While the picture released on Chinese internet may not necessarily suggest anything about the expected production volume (or even if production has started at all) this image, along with previously released renderings of the aircraft do offer some insights into how China hopes to utilize this platform in the future. The shape of the UCAV itself is evidence to suggest that stealth was a priority in development, but unlike other platforms designed specifically with stealth in mind, it appears that the Dark Sword was born of two masters: the aforementioned stealth, as well as the ability to sustain and maneuver at high speeds.

Supporting the idea that the Dark Sword was built not just to be sneaky, but to be quick, is the inclusion of Lockheed Martin style Diverterless Supersonic Inlet (DSI), something China has already put to use on their (F-22 based) J-20, their forthcoming (F-35 based) J-31, and newer variants of their fourth generation fighters. The unique inlet design allows for better engine performance at supersonic speeds, though for a better and far more thorough understanding of the topic, Tyler Rogoway’s piece on Lockheed’s YF-22 over at The Warzone makes for an excellent crash course. This inlet design won’t allow the Dark Sword to “super cruise” at supersonic speeds without the use of afterburners alone, but when coupled with the right engine, it certainly could help.

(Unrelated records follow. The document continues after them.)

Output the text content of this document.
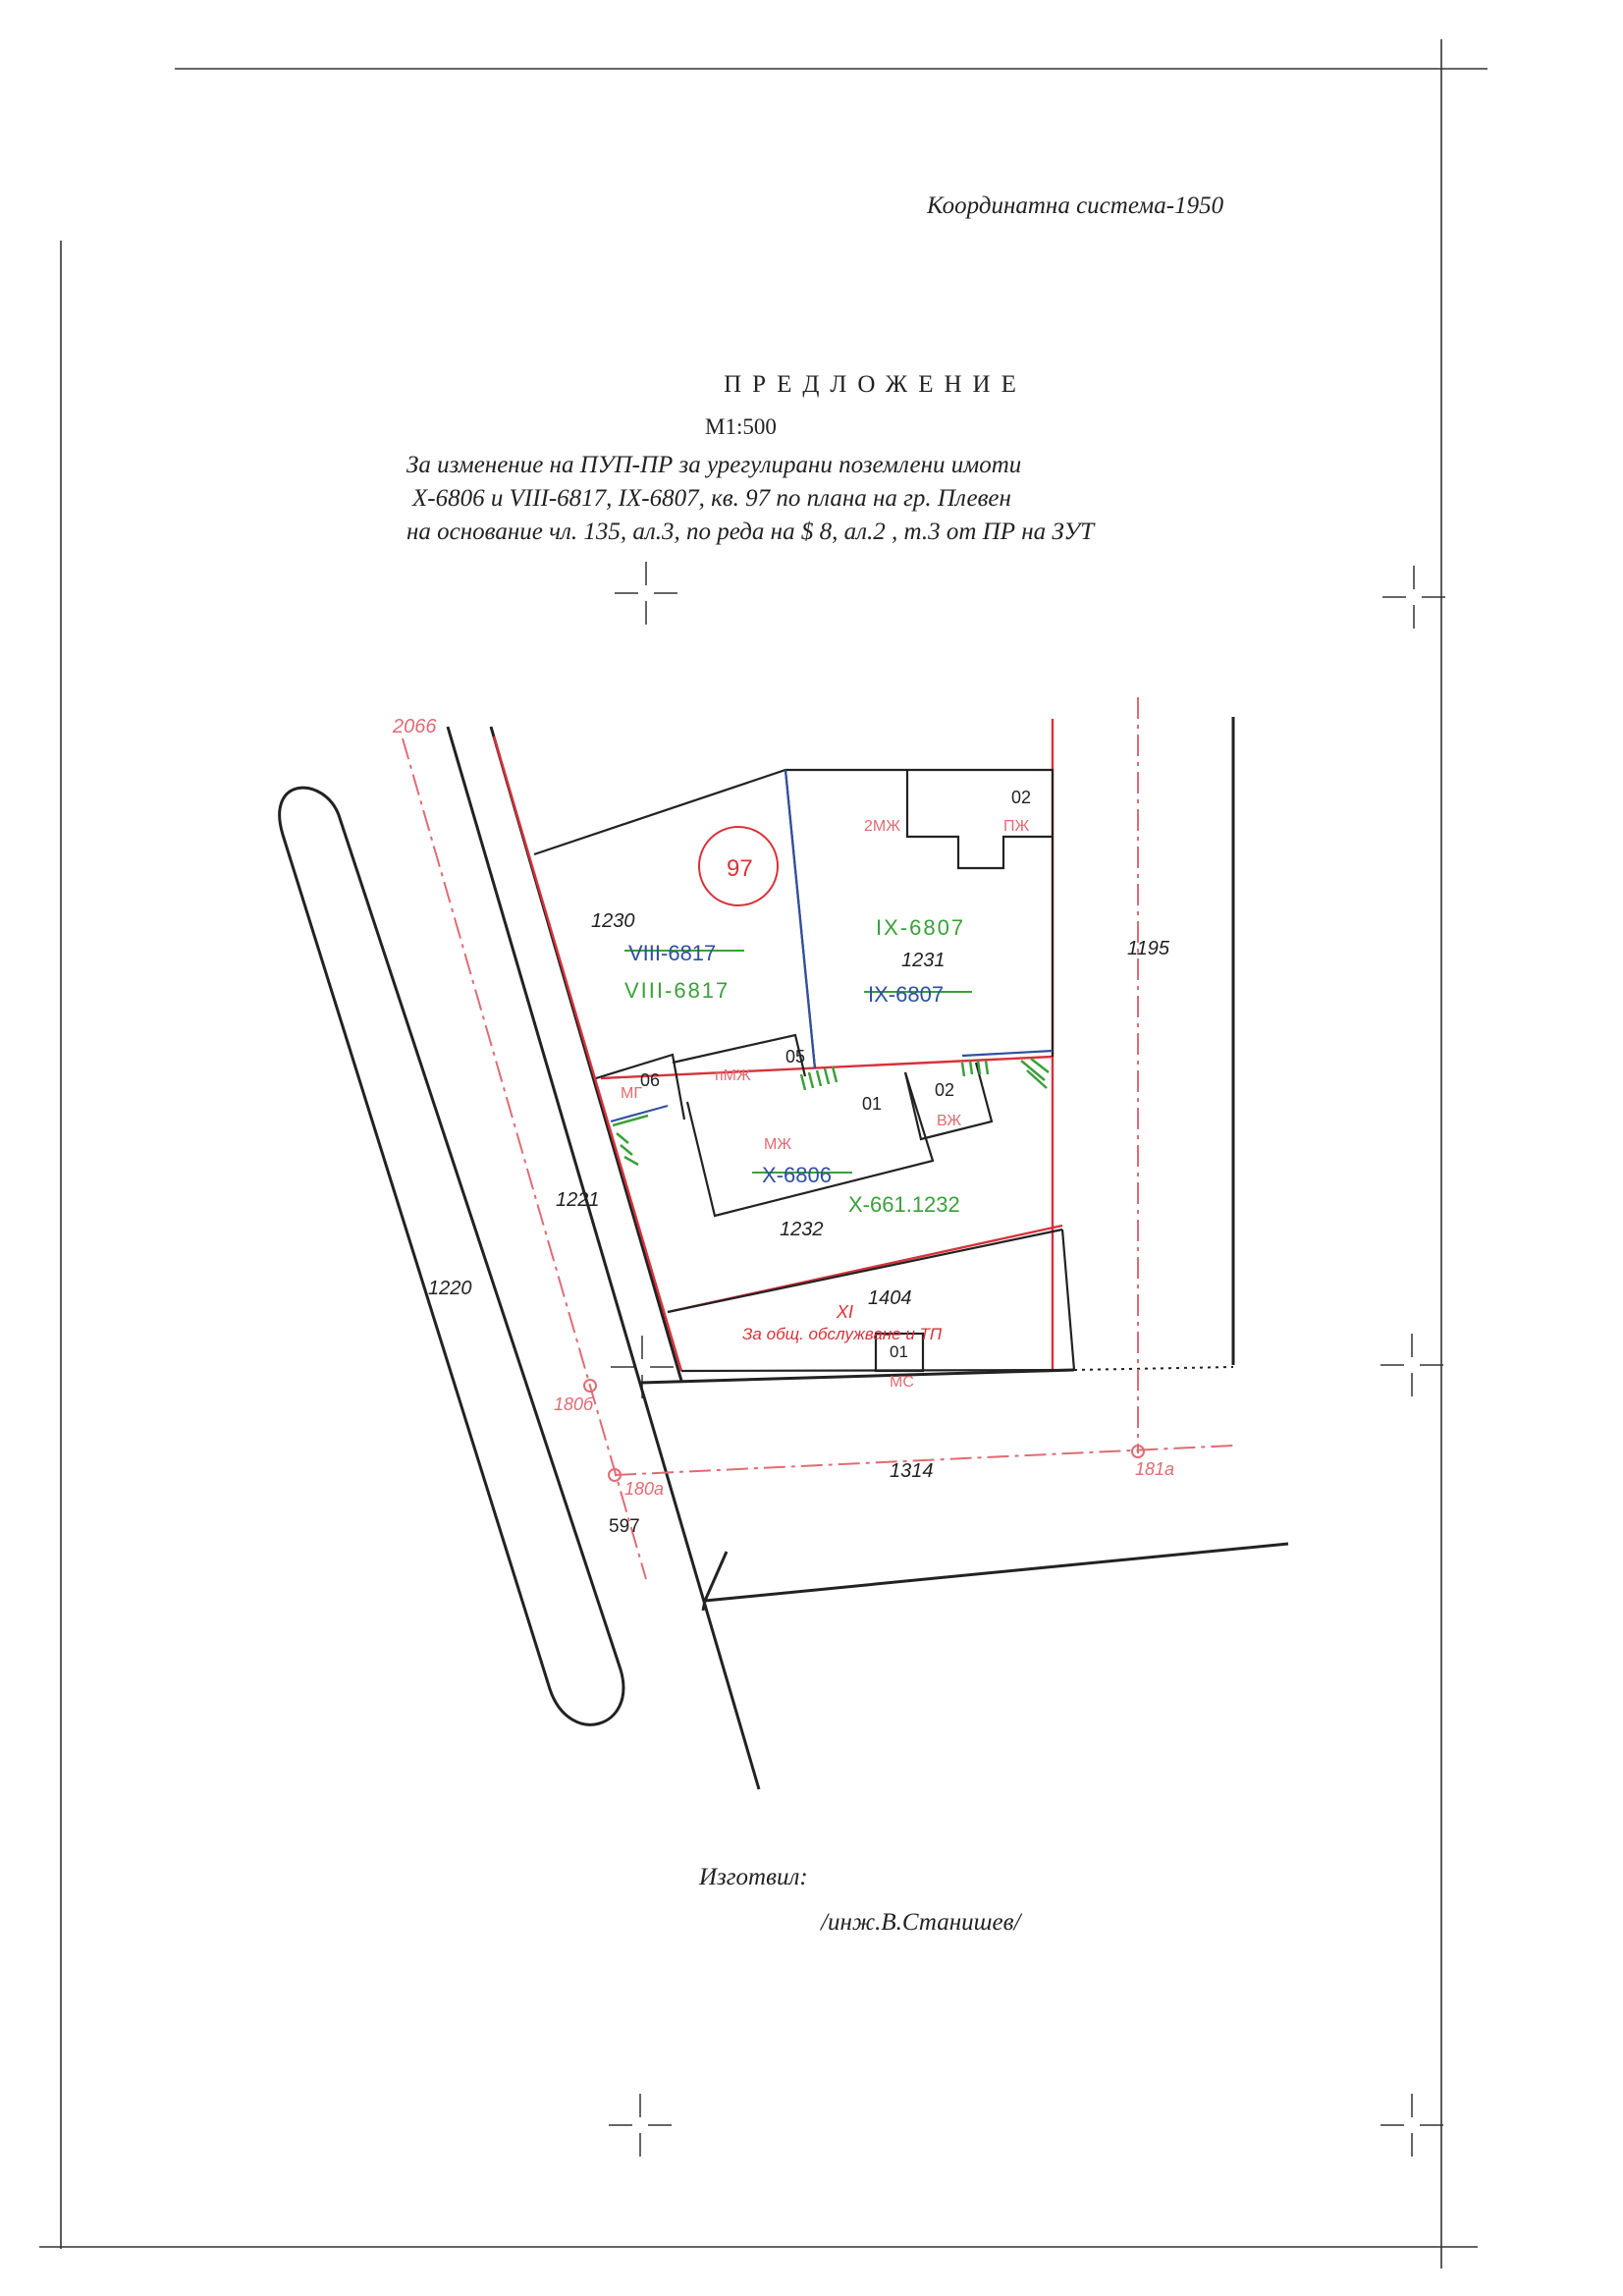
97
1230
1231
1232
1195
1220
1221
1404
1314
597
2066
VIII-6817
VIII-6817
IX-6807
IX-6807
X-6806
X-661.1232
XI
За общ. обслужване и ТП
02
01
02
05
06
01
2МЖ	ПЖ
МЖ
ВЖ
пМЖ
МГ
МС
180б
180а
181а
Координатна система-1950
ПРЕДЛОЖЕНИЕ
М1:500
За изменение на ПУП-ПР за урегулирани поземлени имоти
Х-6806 и VIII-6817, IX-6807, кв. 97 по плана на гр. Плевен
на основание чл. 135, ал.3, по реда на $ 8, ал.2 , т.3 от ПР на ЗУТ
Изготвил:
/инж.В.Станишев/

Currently, even China’s fifth generation J-20 is incapable of “super-cruising” like America’s F-22 and F-35 thanks to their use of legacy engine platforms that aren’t able to sustain those speeds as efficiently.

Very little can be ascertained about the Dark Sword’s weapons capabilities, though its apparent size in the image would indicate that it likely will have comparable internal weapons bays to a fighter platform of similar size. While it’s possible that ordnance could be mounted to external hard points on the aircraft, it’s unlikely that its developers would devote so much time and effort to producing a stealthy and stable supersonic platform just to undo all that work with external weapons load outs (though even Lockheed has pitched such an idea for the F-35).

The image also does little to suggest how the Chinese military hopes to control the Dark Sword, though most experts assume it will serve as a digitally linked wingman for advanced manned aircraft like the J-20 and J-31. That, of course, also assumes that the Dark Sword makes it into the skies any time soon. The technology seems to exist, it’s really just a matter of funding and effort — as indicated by the U.S. Navy’s now defunct UCAV project of their own.

The U.S. was previously developing what would have been a Dark Sword competitor, before doing away with the effort in favor of rapidly fielding a carrier-based drone refueler, however, at least two of the three refuelers currently competing for the contract appear to possess latent weapons capabilities, in part because the programs began as a weaponized platform, but likely also because once the Navy has its refueler requirement filled, it will get back in the hunt for a legitimate UCAV.

The Dark Sword may not be a real threat to the United States as it sits (whether it can fly or not) but it does offer a glimpse of what’s on the horizon — and a reminder that the United States is no longer the only show in town when it comes to advanced military aircraft.